At first glance, the camaraderie between Russia and China appears to be a diplomatic painting worthy of the Louvre – a harmonious bonding of two geopolitical giants.
However, beneath the facade of this seemingly true partnership, the undercurrents of dissatisfaction and subtle betrayal are turning the calm waters into a turbulent sea.
These disturbances’ ripples have found a shocking development catalyst: China’s refusal to back Russia in its bitter dispute with Ukraine.
China and West
The Russo-Ukrainian war has tested the Sino-Russian relationship, unmasking the fragility of this so-called ‘strong’ alliance. Russia’s expectations were dashed when China announced its stand on this significant geopolitical event.
In an unexpectedly calm tone, China declared it would not supply arms to its ‘all-weather ally.’ Zhou Chenming, a Beijing-based Yuan Wang military science, and technology think tank researcher, stated, “Beijing is keen on keeping its close economic partnership with the West. It will not offend its Western trading partners, including the US and the EU.”
This decision by Beijing signaled a tectonic shift in global geopolitics, opening up an intriguing Pandora’s Box of questions. Is this the beginning of a rift in the Russo-Sino bond, or is it merely a temporary realignment of geopolitical interests?
China punishing Russia
But this isn’t an isolated instance. What’s more captivating is that when China meets the eagle, it often pledges allegiance in a manner detrimental to the bear. This was clearly manifested after the US Secretary of State, Anthony Blinken’s visit to China.
Immediately after the meeting, the Bank of China surprisingly started terminating Russian transactions in Chinese yuan, US dollars, Hong Kong dollars, and euros through its correspondent accounts.
Pavel Semyonov, chairman of the board of Modulbank, was quick to blame the West, but the real culprit was clear: China had chosen the West over its so-called best friend, Russia.
These moves tarnish the picture-perfect portrait of the Sino-Russian relationship and reveal China’s ultimate desire: to remain economically linked to the West.
The territorial war
Furthermore, one cannot disregard China’s territorial ambitions. Its eyes glisten at the prospect of new territories to claim, and friendship isn’t a barrier. In a series of digital skirmishes, Chinese netizens, including officials and diplomats, have begun staking claim over Vladivostok, a Russian city.

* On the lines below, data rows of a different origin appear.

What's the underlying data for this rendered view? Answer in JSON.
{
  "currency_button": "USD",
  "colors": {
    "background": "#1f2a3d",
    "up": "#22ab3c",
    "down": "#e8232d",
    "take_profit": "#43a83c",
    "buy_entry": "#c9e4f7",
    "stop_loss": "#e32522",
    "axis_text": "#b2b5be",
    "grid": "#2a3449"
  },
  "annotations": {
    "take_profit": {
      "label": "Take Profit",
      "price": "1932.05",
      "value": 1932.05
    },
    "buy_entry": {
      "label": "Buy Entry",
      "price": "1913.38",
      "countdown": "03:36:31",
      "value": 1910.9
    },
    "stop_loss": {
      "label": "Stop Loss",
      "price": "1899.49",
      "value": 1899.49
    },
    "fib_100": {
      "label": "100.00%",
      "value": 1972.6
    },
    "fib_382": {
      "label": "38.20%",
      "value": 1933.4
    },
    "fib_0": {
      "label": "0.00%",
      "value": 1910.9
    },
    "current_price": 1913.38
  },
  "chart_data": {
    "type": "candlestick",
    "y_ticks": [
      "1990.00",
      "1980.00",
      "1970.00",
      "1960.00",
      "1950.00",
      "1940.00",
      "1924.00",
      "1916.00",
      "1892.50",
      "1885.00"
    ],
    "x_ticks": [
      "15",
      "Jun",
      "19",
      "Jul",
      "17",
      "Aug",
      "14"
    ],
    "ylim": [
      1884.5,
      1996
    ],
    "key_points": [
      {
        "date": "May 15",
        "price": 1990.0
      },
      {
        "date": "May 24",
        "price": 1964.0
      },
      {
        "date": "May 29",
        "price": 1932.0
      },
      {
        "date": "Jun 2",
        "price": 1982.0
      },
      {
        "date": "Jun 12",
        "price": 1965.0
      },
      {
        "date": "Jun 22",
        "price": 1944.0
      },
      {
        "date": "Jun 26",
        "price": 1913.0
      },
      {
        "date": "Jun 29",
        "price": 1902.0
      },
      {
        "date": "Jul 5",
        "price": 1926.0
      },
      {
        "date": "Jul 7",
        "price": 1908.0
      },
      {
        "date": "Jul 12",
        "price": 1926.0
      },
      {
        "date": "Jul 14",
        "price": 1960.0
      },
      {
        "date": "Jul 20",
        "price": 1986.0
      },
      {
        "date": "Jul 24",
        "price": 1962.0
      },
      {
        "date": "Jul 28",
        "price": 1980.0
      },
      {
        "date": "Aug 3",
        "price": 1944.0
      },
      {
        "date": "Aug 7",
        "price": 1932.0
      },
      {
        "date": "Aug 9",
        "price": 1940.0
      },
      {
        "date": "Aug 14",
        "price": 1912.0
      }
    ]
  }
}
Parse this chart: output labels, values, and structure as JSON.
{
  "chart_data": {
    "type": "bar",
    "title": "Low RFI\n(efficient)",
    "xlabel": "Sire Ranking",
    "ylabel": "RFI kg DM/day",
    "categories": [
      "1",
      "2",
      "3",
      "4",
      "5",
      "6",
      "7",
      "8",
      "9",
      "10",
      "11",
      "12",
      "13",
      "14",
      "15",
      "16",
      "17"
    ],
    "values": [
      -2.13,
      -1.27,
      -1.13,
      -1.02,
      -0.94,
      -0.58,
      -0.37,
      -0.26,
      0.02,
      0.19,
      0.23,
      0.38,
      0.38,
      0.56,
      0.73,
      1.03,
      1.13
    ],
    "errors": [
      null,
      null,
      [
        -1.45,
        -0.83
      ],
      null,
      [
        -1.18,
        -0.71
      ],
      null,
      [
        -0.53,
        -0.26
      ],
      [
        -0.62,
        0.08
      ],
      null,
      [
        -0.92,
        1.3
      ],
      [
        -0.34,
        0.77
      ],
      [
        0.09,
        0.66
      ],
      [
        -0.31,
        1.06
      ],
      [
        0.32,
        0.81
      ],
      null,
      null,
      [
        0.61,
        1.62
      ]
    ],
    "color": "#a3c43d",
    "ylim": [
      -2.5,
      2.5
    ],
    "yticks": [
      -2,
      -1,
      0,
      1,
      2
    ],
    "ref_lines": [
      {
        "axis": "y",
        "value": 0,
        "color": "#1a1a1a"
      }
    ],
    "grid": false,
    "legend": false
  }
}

China argues that Qing’s Manchurian homeland was annexed by the Russian empire in 1860 after China’s defeat in the Second Opium War. This provocation fuelled the tensions between Russia and China, as Beijing showed no signs of curbing these territorial claims.
All these revelations force a critical revaluation of the Sino-Russian relationship. The narrative of an enduring friendship is an elaborate ruse, a smoke-and-mirrors game played on the international stage. The probability of escalating tensions between these two countries seems more plausible than ever.
If Russia becomes a liability to China, Beijing might not hesitate to abandon its supposed ally. This would not only turn the world’s geopolitical dynamics on its head but also lead to economic repercussions for Russia.
After all, in the ruthless arena of global politics, the rules are always dictated by self-interest and survival, not friendship. The curious case of the US-China has effectively painted a fascinating yet complex picture of the future of global politics.
As the delicate balance shifts, we’re left with a thrilling question: how will Russia react to the Paper Dragon’s betrayal, and what could this mean for the international stage? Indeed, the political chessboard seems primed for a major upheaval. Only time will reveal the masterstroke.